Mallikarjun Kharge did not intend to ridicule the religious tradition of Ganga dip when he asked whether it would remove poverty or alleviate hunger. What he wanted to say was that political concerns were about ordinary people's day-to-day concerns, leaving religious leaders to attend to religious concerns. He wondered why BJP leaders were competing for camera attention while having their holy dip in the Ganga. They were exposing their sturdy belief that the Ganga waters would wash away all their corruption. Amit Shah and Yogi were eager to be advertised for their devotion, not for their concern for the poor. Hindurashtra is here. Let us not be deceived. Our bleak future is here.

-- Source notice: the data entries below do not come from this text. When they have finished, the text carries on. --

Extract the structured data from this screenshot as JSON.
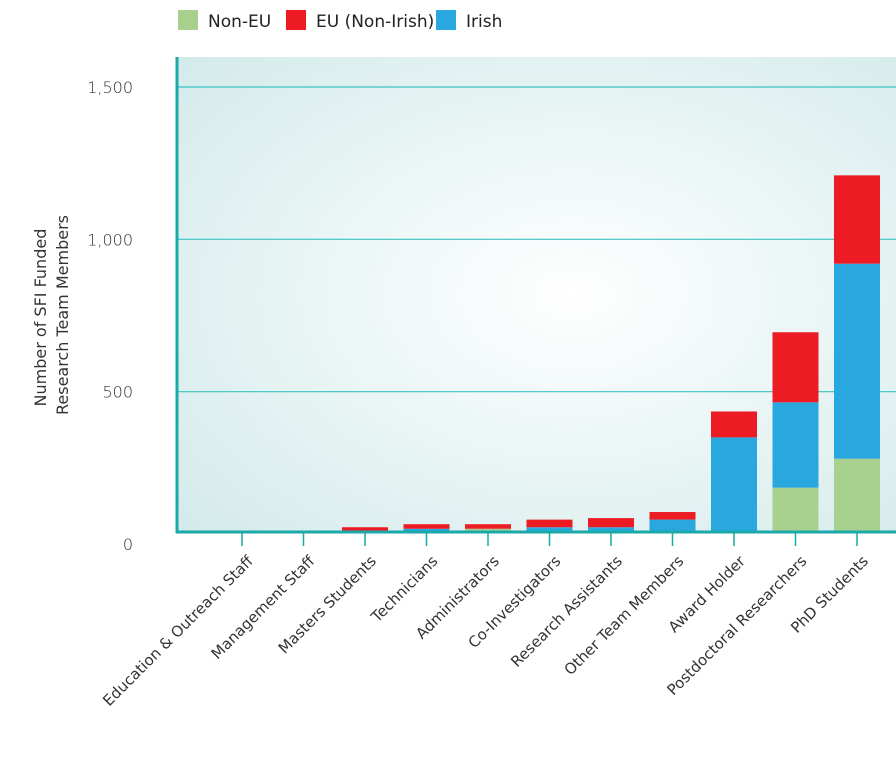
{
  "chart_data": {
    "type": "bar",
    "stacked": true,
    "ylabel_lines": [
      "Number of SFI Funded",
      "Research Team Members"
    ],
    "ylim": [
      0,
      1500
    ],
    "yticks": [
      0,
      500,
      1000,
      1500
    ],
    "ytick_labels": [
      "0",
      "500",
      "1,000",
      "1,500"
    ],
    "grid": true,
    "legend_position": "top",
    "categories": [
      "Education & Outreach Staff",
      "Management Staff",
      "Masters Students",
      "Technicians",
      "Administrators",
      "Co-Investigators",
      "Research Assistants",
      "Other Team Members",
      "Award Holder",
      "Postdoctoral Researchers",
      "PhD Students"
    ],
    "series": [
      {
        "name": "Non-EU",
        "color": "#a9d18e",
        "values": [
          15,
          35,
          5,
          0,
          50,
          0,
          5,
          10,
          35,
          185,
          280
        ]
      },
      {
        "name": "Irish",
        "color": "#29a8e0",
        "values": [
          0,
          0,
          35,
          50,
          0,
          55,
          50,
          70,
          315,
          280,
          640
        ]
      },
      {
        "name": "EU (Non-Irish)",
        "color": "#ed1c24",
        "values": [
          0,
          0,
          15,
          15,
          15,
          25,
          30,
          25,
          85,
          230,
          290
        ]
      }
    ],
    "legend_order": [
      "Non-EU",
      "EU (Non-Irish)",
      "Irish"
    ]
  }
}
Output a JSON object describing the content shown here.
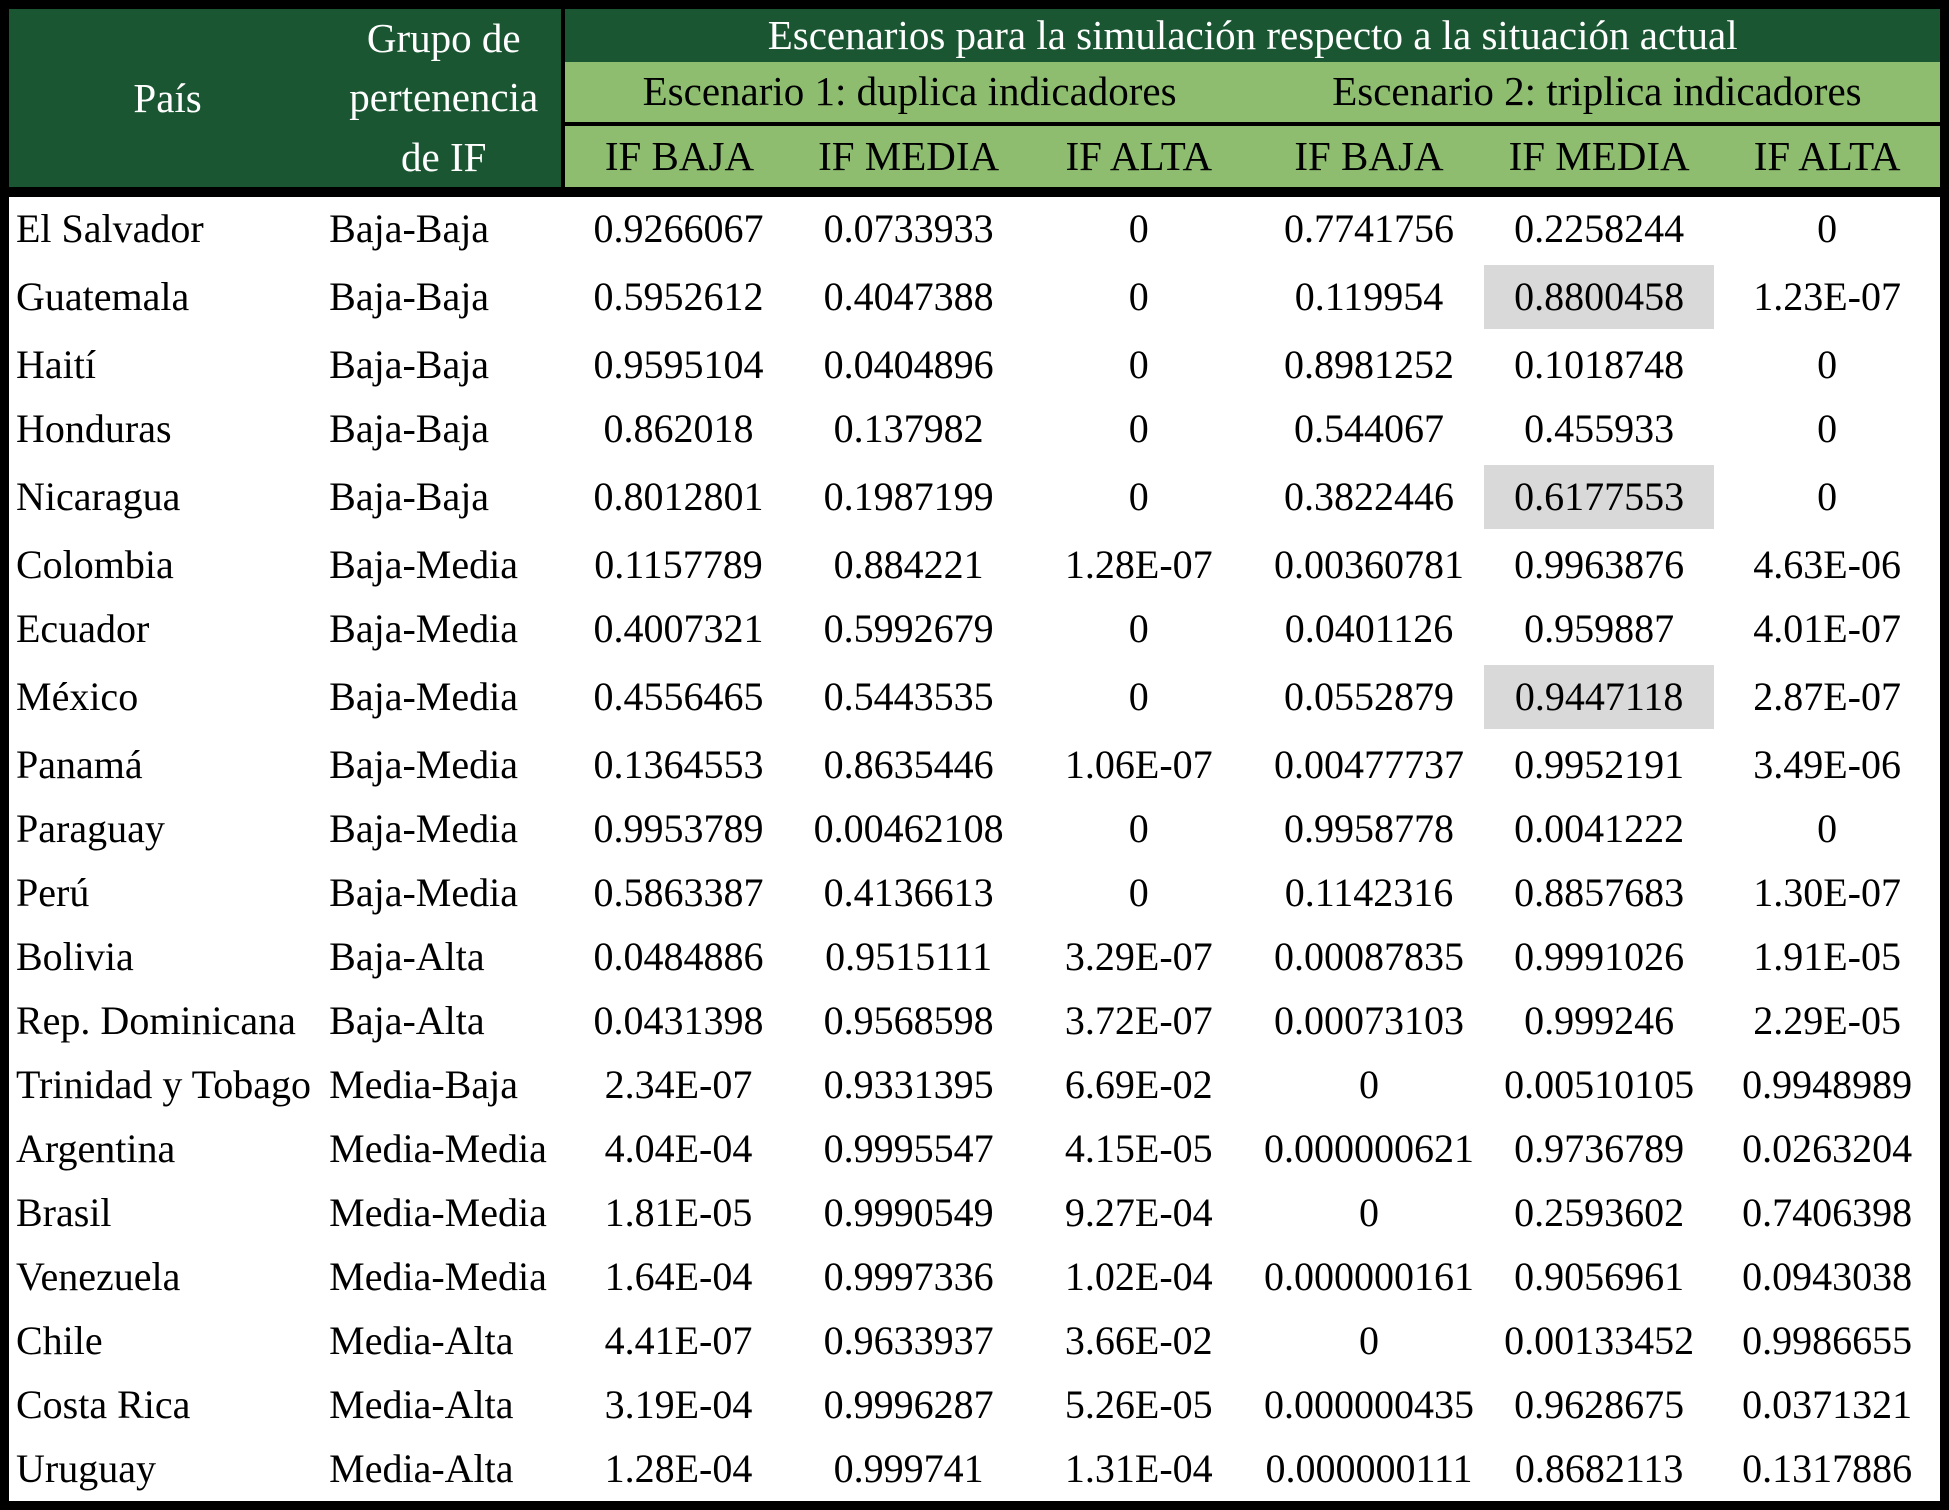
{
  "table": {
    "header": {
      "pais": "País",
      "grupo": "Grupo de\npertenencia\nde IF",
      "escenarios_title": "Escenarios para la simulación respecto a la situación actual",
      "escenario1": "Escenario 1: duplica indicadores",
      "escenario2": "Escenario 2: triplica indicadores",
      "subheaders": [
        "IF BAJA",
        "IF MEDIA",
        "IF ALTA",
        "IF BAJA",
        "IF MEDIA",
        "IF ALTA"
      ]
    },
    "colors": {
      "header_dark_green": "#1a5632",
      "header_light_green": "#8ebd70",
      "highlight_gray": "#d9d9d9",
      "border_black": "#000000",
      "body_text": "#000000"
    },
    "rows": [
      {
        "pais": "El Salvador",
        "grupo": "Baja-Baja",
        "values": [
          "0.9266067",
          "0.0733933",
          "0",
          "0.7741756",
          "0.2258244",
          "0"
        ],
        "highlight": []
      },
      {
        "pais": "Guatemala",
        "grupo": "Baja-Baja",
        "values": [
          "0.5952612",
          "0.4047388",
          "0",
          "0.119954",
          "0.8800458",
          "1.23E-07"
        ],
        "highlight": [
          4
        ]
      },
      {
        "pais": "Haití",
        "grupo": "Baja-Baja",
        "values": [
          "0.9595104",
          "0.0404896",
          "0",
          "0.8981252",
          "0.1018748",
          "0"
        ],
        "highlight": []
      },
      {
        "pais": "Honduras",
        "grupo": "Baja-Baja",
        "values": [
          "0.862018",
          "0.137982",
          "0",
          "0.544067",
          "0.455933",
          "0"
        ],
        "highlight": []
      },
      {
        "pais": "Nicaragua",
        "grupo": "Baja-Baja",
        "values": [
          "0.8012801",
          "0.1987199",
          "0",
          "0.3822446",
          "0.6177553",
          "0"
        ],
        "highlight": [
          4
        ]
      },
      {
        "pais": "Colombia",
        "grupo": "Baja-Media",
        "values": [
          "0.1157789",
          "0.884221",
          "1.28E-07",
          "0.00360781",
          "0.9963876",
          "4.63E-06"
        ],
        "highlight": []
      },
      {
        "pais": "Ecuador",
        "grupo": "Baja-Media",
        "values": [
          "0.4007321",
          "0.5992679",
          "0",
          "0.0401126",
          "0.959887",
          "4.01E-07"
        ],
        "highlight": []
      },
      {
        "pais": "México",
        "grupo": "Baja-Media",
        "values": [
          "0.4556465",
          "0.5443535",
          "0",
          "0.0552879",
          "0.9447118",
          "2.87E-07"
        ],
        "highlight": [
          4
        ]
      },
      {
        "pais": "Panamá",
        "grupo": "Baja-Media",
        "values": [
          "0.1364553",
          "0.8635446",
          "1.06E-07",
          "0.00477737",
          "0.9952191",
          "3.49E-06"
        ],
        "highlight": []
      },
      {
        "pais": "Paraguay",
        "grupo": "Baja-Media",
        "values": [
          "0.9953789",
          "0.00462108",
          "0",
          "0.9958778",
          "0.0041222",
          "0"
        ],
        "highlight": []
      },
      {
        "pais": "Perú",
        "grupo": "Baja-Media",
        "values": [
          "0.5863387",
          "0.4136613",
          "0",
          "0.1142316",
          "0.8857683",
          "1.30E-07"
        ],
        "highlight": []
      },
      {
        "pais": "Bolivia",
        "grupo": "Baja-Alta",
        "values": [
          "0.0484886",
          "0.9515111",
          "3.29E-07",
          "0.00087835",
          "0.9991026",
          "1.91E-05"
        ],
        "highlight": []
      },
      {
        "pais": "Rep. Dominicana",
        "grupo": "Baja-Alta",
        "values": [
          "0.0431398",
          "0.9568598",
          "3.72E-07",
          "0.00073103",
          "0.999246",
          "2.29E-05"
        ],
        "highlight": []
      },
      {
        "pais": "Trinidad y Tobago",
        "grupo": "Media-Baja",
        "values": [
          "2.34E-07",
          "0.9331395",
          "6.69E-02",
          "0",
          "0.00510105",
          "0.9948989"
        ],
        "highlight": []
      },
      {
        "pais": "Argentina",
        "grupo": "Media-Media",
        "values": [
          "4.04E-04",
          "0.9995547",
          "4.15E-05",
          "0.000000621",
          "0.9736789",
          "0.0263204"
        ],
        "highlight": []
      },
      {
        "pais": "Brasil",
        "grupo": "Media-Media",
        "values": [
          "1.81E-05",
          "0.9990549",
          "9.27E-04",
          "0",
          "0.2593602",
          "0.7406398"
        ],
        "highlight": []
      },
      {
        "pais": "Venezuela",
        "grupo": "Media-Media",
        "values": [
          "1.64E-04",
          "0.9997336",
          "1.02E-04",
          "0.000000161",
          "0.9056961",
          "0.0943038"
        ],
        "highlight": []
      },
      {
        "pais": "Chile",
        "grupo": "Media-Alta",
        "values": [
          "4.41E-07",
          "0.9633937",
          "3.66E-02",
          "0",
          "0.00133452",
          "0.9986655"
        ],
        "highlight": []
      },
      {
        "pais": "Costa Rica",
        "grupo": "Media-Alta",
        "values": [
          "3.19E-04",
          "0.9996287",
          "5.26E-05",
          "0.000000435",
          "0.9628675",
          "0.0371321"
        ],
        "highlight": []
      },
      {
        "pais": "Uruguay",
        "grupo": "Media-Alta",
        "values": [
          "1.28E-04",
          "0.999741",
          "1.31E-04",
          "0.000000111",
          "0.8682113",
          "0.1317886"
        ],
        "highlight": []
      }
    ]
  }
}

Manusmriti-based Constitution
Sure enough, a few Hindutva experts from Benares and other prestigious universities sent the New Constitution for Akhand Bharat to the Centre during Maha Kumbh. It is based not on Ambedkar's secular Constitution but on Ramayana, the teachings of Krishna, Chanakya and, unfailingly, the Manusmriti. Though undeclared, casteism forms its cornerstone! India will have a unicameral legislature called the Hindu Dharma Parliament. Only Hindus can be elected to it. It calls for military education for all citizens. Everyone from the age of 16 years will have the Right to vote. No tax will be levied on agriculture. Very strict punishments will be imposed on all anti-nationals. Anti-nationalism is not defined. Can it be criticising the Prime Minister or asking for his graduation certificate?
The drafters ask: if in the world there are 127 Christian countries, 57 Muslim countries, and 15 Buddhist nations, why can't there be a Hindutva nation? And sure enough, a Hindurashtra is fast emerging. And the future is here.
In concrete form, see what is happening in BJP-RSS-ruled states. Dalit women are raped, SC protesters are beaten to death. A Dalit in Rajasthan was beaten for touching a water pot, taken to Haryana, and released only on paying a heavy ransom by his family. Custodial deaths are rising in UP. According to ILO, 5.8 million children in India are child labourers. Their number is growing. Government school enrolment has fallen to 66.8% in rural areas. P Chidambaram says the 2025-26 budget presented by Nirmala Sitharaman pays no attention to the poor. He is sure that 50% of the needy live on about ?100 daily.
Be warned about what lies ahead. Previously, we could blame others; today, silent citizens must take responsibility. They are gatekeepers. The media must remain alert. "Media giveth, and media taketh away."